The commission, as well as members of the public, was overwhelmingly in favor of the project.
“This is the best kind of adaptive reuse project; it is a project which returns the use to as close to the original use as possible,” said Commissioner Ed Levin.
Commissioner Cathy Blaivas called the building “a jewel on Sunset Boulevard,” and said it was a “perfect example of adaptive reuse.”
Meanwhile, Commissioner Yawar Charlie was excited about the project since, among other things, it will restore the building’s interiors to better match the exterior. The interiors currently look like a typical 1980s era office building.
The developer, Mani Brothers Real Estate Group, is asking permission to add ten feet in height to the building by constructing a rooftop lounge and elevator shaft, both of which will be placed at the rear of the rooftop and not visible from the street.
Mani Brothers is also requesting permission to add a rooftop pool deck with a stainless steel pool. Levin was worried about people standing on the pool deck being visible from the street, and but acknowledged that was a minor concern and merely asked that the pool deck be kept as low as possible.

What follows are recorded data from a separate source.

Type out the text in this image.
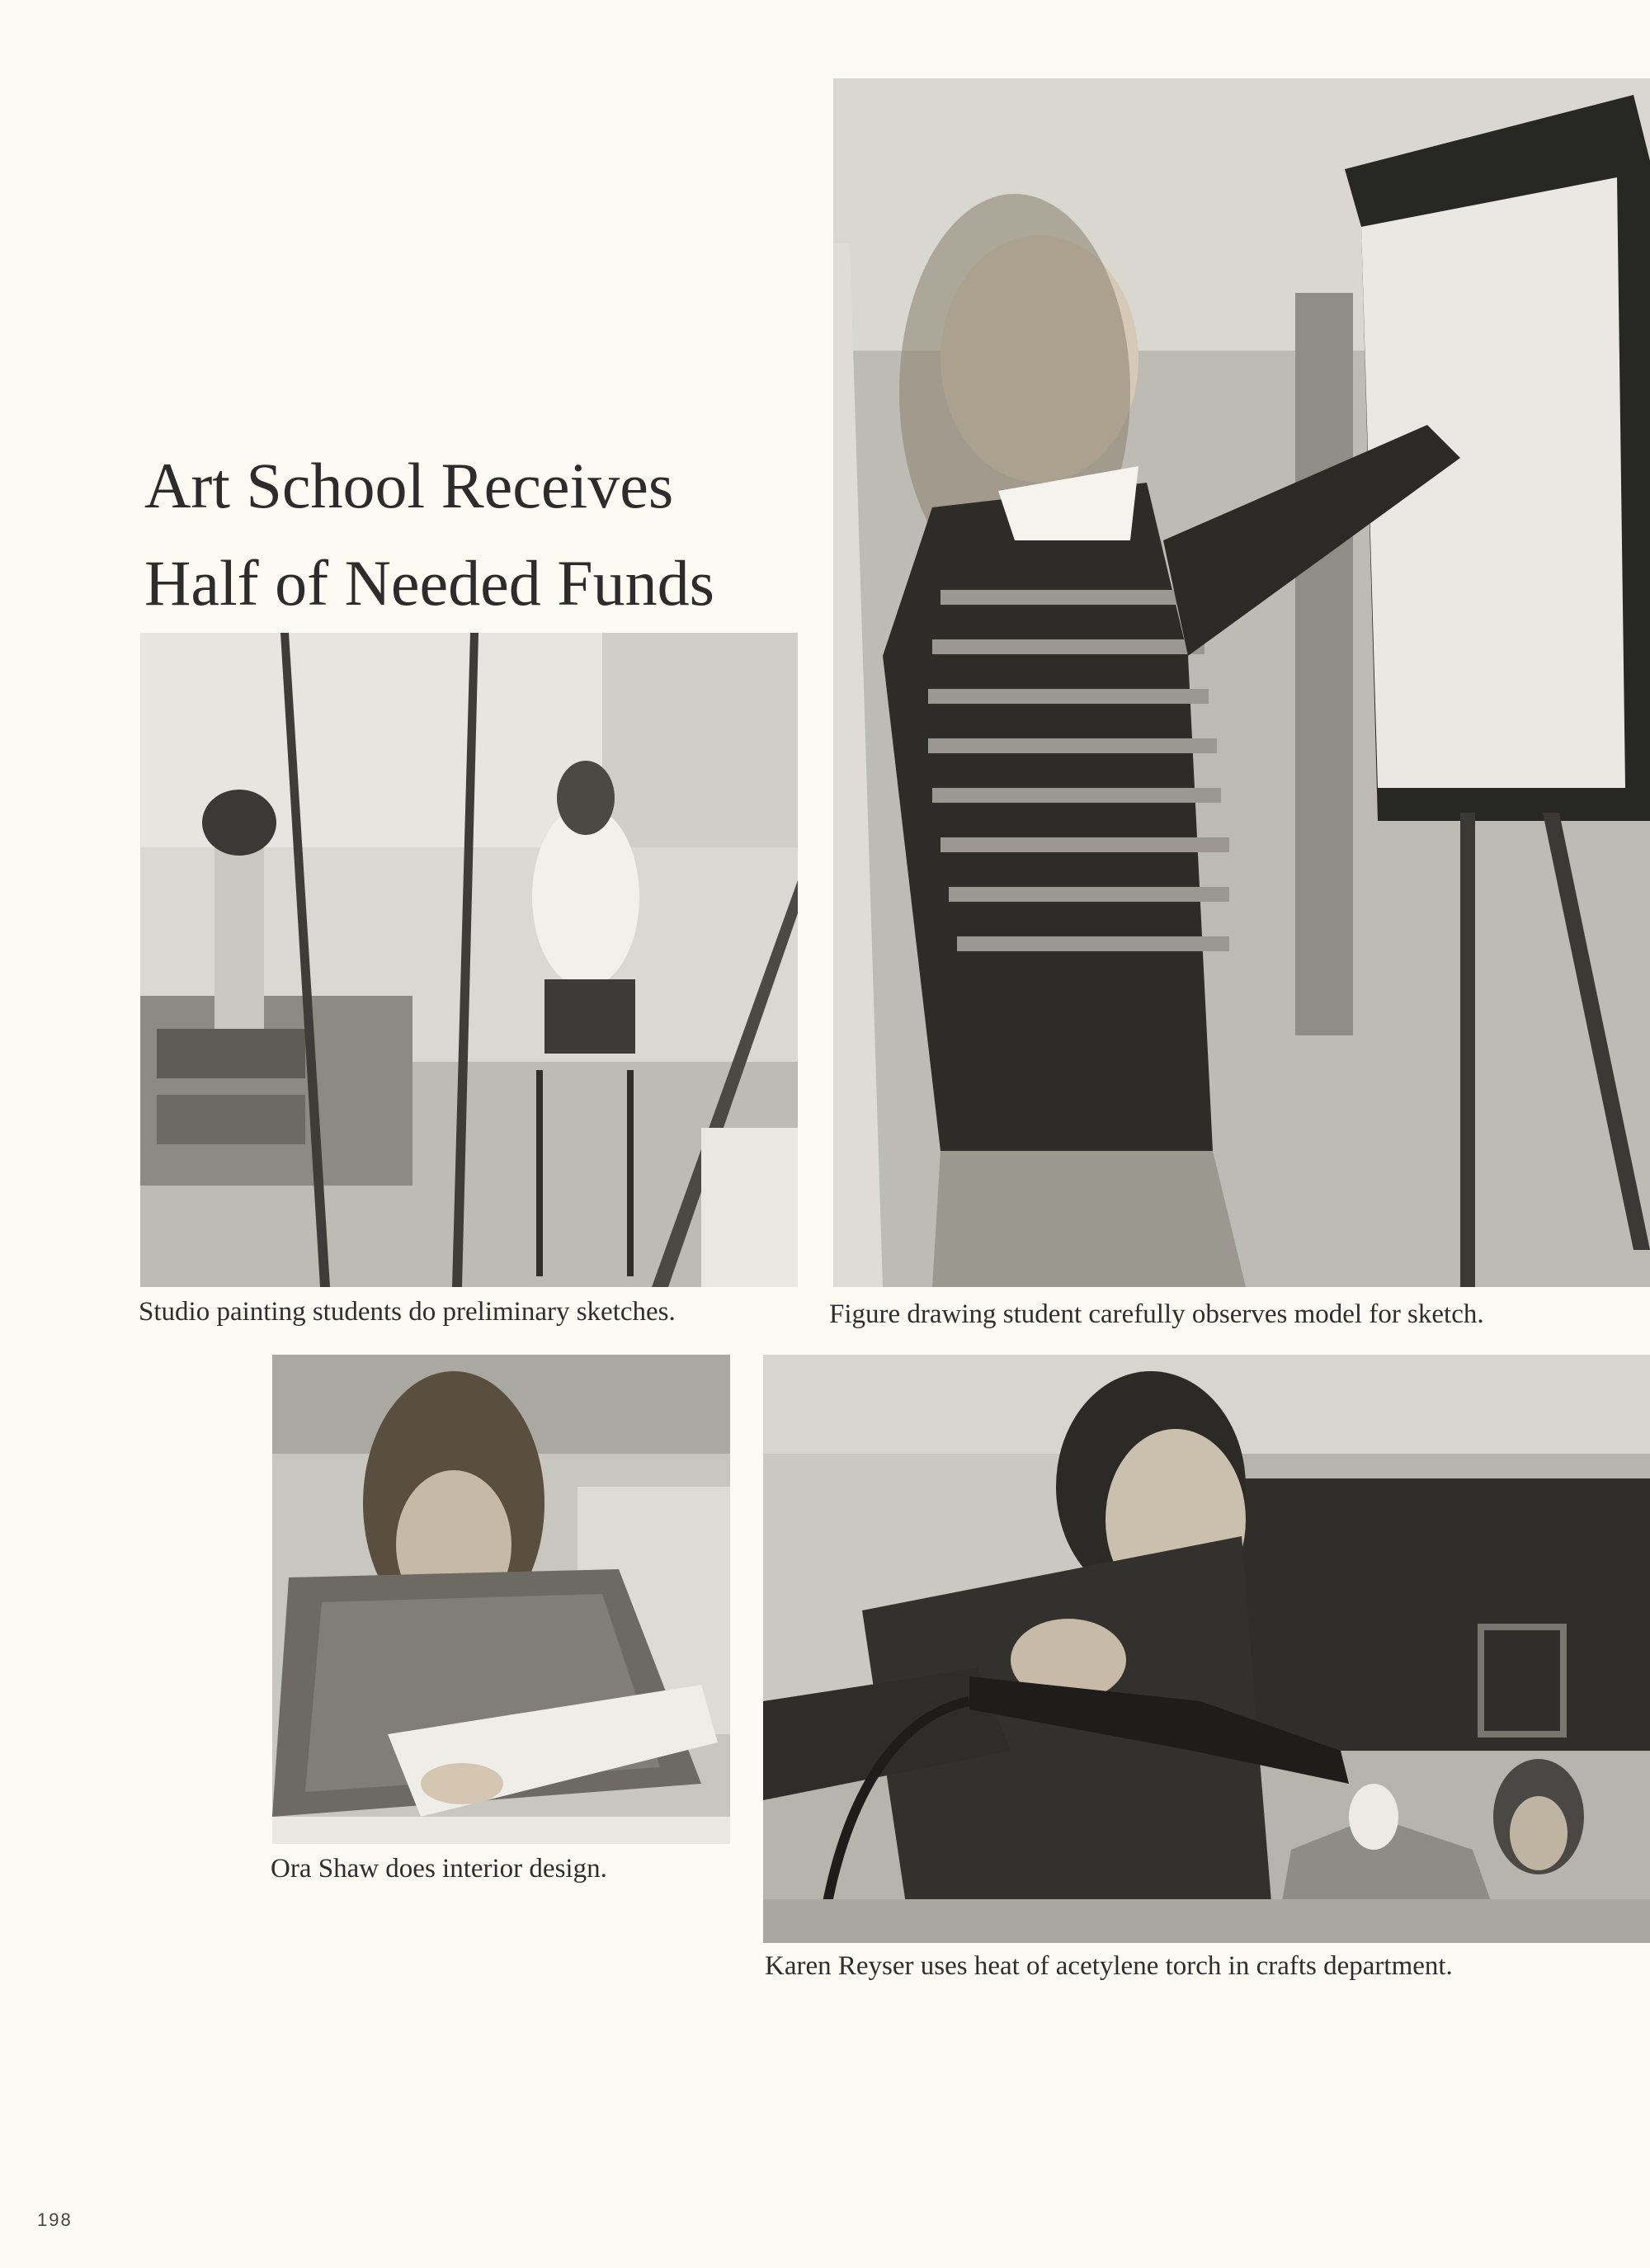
Art School Receives
Half of Needed Funds

Studio painting students do preliminary sketches.	Figure drawing student carefully observes model for sketch.

Ora Shaw does interior design.

Karen Reyser uses heat of acetylene torch in crafts department.

198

New construction projects are typically required to commit 1% of the cost to city’s Urban Art Program, but Mani Brothers is asking that fee be waived. The Commission had no issue with that request since, as Levin noted, the amount of money they will spend restoring the building will far exceed the amount it would have paid into the Urban Art fund. Or as Commissioner Gail Ostergren put it, “the building is the art.”
The preservation group Los Angeles Conservancy, which has had an agreement to monitor changes to the building since the 1983 fire, gave its blessing to the project. In a letter, Adrian Scott Fine, the Conservancy’s director of advocacy, said, “We believe the changes will not result in any substantive adverse impacts.”
The plan also received the approval of the West Hollywood Preservation Alliance (WHPA). Resident Victor Omelczenko, speaking on behalf of the WHPA, called Piazza del Sol “one of only two trifectas on Sunset,” because it is has an historic designation on a national, state and city level. The only other building on Sunset with all three designations is the Sunset Tower Hotel.
Restoration plans call for seismic upgrades and making the building ADA accessible, plus replacement of the current windows with new but historically appropriate windows.
Parking for the site is beneath the building, as well as in an existing four-story parking garage, which is located directly behind the building in the boundaries of the city of Los Angeles.
Mani Brothers Real Estate Group, a West Hollywood-based firm with a large portfolio of office buildings, has four other office buildings on Sunset, at 9000, 9200, 9201 and 9220 Sunset Blvd.